Saturday, December 16, 2017

Ordered Keys in Dictionaries

Raymond Hettinger (@raymondh)
#python news: 😀 @gvanrossum just pronounced that dicts are now guaranteed to retain insertion order. This is the end of a long journey.

Tuesday, December 12, 2017

The Business of Book Promotions

It is hard (for me) to promote my books. It seems like empty vanity. I realize that it's not -- promotion is essential -- but it's difficult.

Packt just send a raft of detailed information for authors. Some things they suggest I do.

  • ✅Referrals. Want a "free" Python book? The "free" is in scare quotes because you'll have to write a review. Otherwise, the book is yours. DM me @s_lott and I'll put you on the list.
  • ✅Amazon Author Profile: Check.
  • Packt Blog Posts. Interesting. I'll have to look into that. I think they can follow the RSS feed from here. If they can, check, this is done.
  • ➡️Other on-line PR. Cool. I give them the blogs I follow. Nice. I can do that.
  • ✅Social Media. I (sort-of) link these blog posts to my Twitter feed through But I'm half-hearted about it. Packt suggests in including @PacktAuthors so that there's a proper Twitter tie-in. That seems like there's no work to that. Also, there's a Packt Experts Author Community on Facebook.
  • ✅Blog. Got it. You're reading this. And, also, here:
  • ➡️Author Newsletter. This seems like next-level blogging with more serious editorial planning. Interesting.
  • 🆒Packt Promotions. I like this: they do the marketing. I just have to cooperate by sharing the information.
  • 🆒Virtual Book Release Party. Wait. This could be cool. Functional Python Programming 2e is coming next summer. Hmmm. This could be fun. Banners and raffles for freebies or discounts.
  • 🚻Author Street Team. Mutual Support. Advanced Copies. I would need to keep it organized, right? That's (potentially) a chunk of work. I'll need to contemplate that
  • ✅Conferences. This is fun. For one of my PyCon trips, I got a promo code from Packt for free content during the conference. That was handy to give out. I went to Vistaprint and had a box of cards printed with contact info and the promotion code. 
  • ➡️Packt Live on-line conferences. I've done a few webinars. They're difficult. Writing is easier because it unfolds more slowly. I'll have to look into doing a few more of these.
  • ✅LinkedIn Profile. 

I've hit a few. A few more to do.

This is a pretty comprehensive list. It's good to see this kind of author support.

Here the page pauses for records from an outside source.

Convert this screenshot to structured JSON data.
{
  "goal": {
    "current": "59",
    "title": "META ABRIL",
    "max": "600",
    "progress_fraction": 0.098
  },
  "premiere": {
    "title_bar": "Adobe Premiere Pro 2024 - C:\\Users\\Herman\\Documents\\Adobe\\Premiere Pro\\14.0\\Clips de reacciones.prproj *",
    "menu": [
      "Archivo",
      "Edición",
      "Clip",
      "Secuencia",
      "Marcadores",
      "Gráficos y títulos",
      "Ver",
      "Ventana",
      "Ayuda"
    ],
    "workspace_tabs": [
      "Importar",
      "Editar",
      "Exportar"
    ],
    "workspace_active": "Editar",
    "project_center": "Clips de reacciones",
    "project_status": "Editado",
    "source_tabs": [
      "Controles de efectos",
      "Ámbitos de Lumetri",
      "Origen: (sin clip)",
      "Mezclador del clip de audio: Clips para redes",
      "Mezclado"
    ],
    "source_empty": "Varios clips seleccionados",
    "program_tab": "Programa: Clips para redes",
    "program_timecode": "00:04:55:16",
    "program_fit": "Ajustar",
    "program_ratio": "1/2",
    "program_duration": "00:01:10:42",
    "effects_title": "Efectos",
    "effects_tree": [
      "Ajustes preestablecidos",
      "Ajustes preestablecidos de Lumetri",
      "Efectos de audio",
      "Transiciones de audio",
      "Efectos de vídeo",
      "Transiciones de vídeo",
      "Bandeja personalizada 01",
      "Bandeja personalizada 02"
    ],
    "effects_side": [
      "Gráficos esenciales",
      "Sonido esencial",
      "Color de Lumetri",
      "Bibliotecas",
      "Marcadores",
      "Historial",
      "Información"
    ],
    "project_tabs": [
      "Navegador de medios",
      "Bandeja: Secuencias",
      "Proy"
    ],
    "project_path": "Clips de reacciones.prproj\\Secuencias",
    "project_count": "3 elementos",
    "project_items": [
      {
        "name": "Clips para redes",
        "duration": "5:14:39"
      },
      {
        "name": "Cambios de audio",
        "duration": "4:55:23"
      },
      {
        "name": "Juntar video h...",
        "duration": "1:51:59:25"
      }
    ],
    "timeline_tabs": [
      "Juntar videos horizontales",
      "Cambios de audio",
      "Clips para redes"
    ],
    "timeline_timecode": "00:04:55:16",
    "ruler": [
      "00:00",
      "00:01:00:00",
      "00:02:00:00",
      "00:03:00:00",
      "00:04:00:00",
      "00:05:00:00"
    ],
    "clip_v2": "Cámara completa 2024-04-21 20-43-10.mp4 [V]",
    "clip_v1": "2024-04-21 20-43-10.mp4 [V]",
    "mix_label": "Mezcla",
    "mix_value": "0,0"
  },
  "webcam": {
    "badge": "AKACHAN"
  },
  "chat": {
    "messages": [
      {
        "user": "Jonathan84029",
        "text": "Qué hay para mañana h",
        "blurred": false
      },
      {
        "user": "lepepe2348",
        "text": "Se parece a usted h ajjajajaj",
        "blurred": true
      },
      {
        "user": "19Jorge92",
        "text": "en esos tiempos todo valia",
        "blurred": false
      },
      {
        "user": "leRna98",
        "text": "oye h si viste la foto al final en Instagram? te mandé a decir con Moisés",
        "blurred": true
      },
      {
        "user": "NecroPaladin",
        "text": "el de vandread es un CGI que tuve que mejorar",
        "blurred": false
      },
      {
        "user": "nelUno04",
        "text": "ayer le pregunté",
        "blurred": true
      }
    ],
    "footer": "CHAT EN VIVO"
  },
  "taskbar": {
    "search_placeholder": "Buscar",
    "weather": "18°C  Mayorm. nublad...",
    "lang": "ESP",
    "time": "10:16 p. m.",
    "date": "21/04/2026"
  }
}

Also. They've done some serious re-engineering on their Author toolchain. MS-Word documents seem to be a thing of the past.

Tuesday, December 5, 2017

Functional Requirements and Use Cases -- even for "simple" things

In the mailbag I found this nonsense, doomed to inevitable failure:
"As I get more serious about this data science stuff, it has become obvious that a windows machine is not the way to go. ...
Q1: What other things should I think about and consider while shopping for a new computer?
Q2: Are there issues w/ running VmWare and Windows 7 w/in VmWare on Ubuntu?
I've omitted many, many words (400 or so.)

Here are all of the functional requirements I could discern:
  • I would like to have 1 machine. I don't want a desktop and a laptop
  • Install VmWare 
  • Install Windows 7 using VmWare
This was all of the functional requirements. The other 400 words involved specifications. Nothing that approaches a use case other than singular, VMWare, and Windows under VMWare. The form factor of laptop, which seems to go without saying, might be a user story, but that's pushing it.

The "a windows machine is not the way to go" and "Install Windows 7" indicate a fairly serious problem. It is not the way to go and it's required. Both. This is doomed to inevitable failure. 

This is not the way to make a decision.

Q1. What other things should I think about? 

Just about every other thing. Start with use cases and functional requirements. Skip over specifications. (In general, never start with specifications because that's where you end: a list of useless numbers that don't bracket what you actually want to do.)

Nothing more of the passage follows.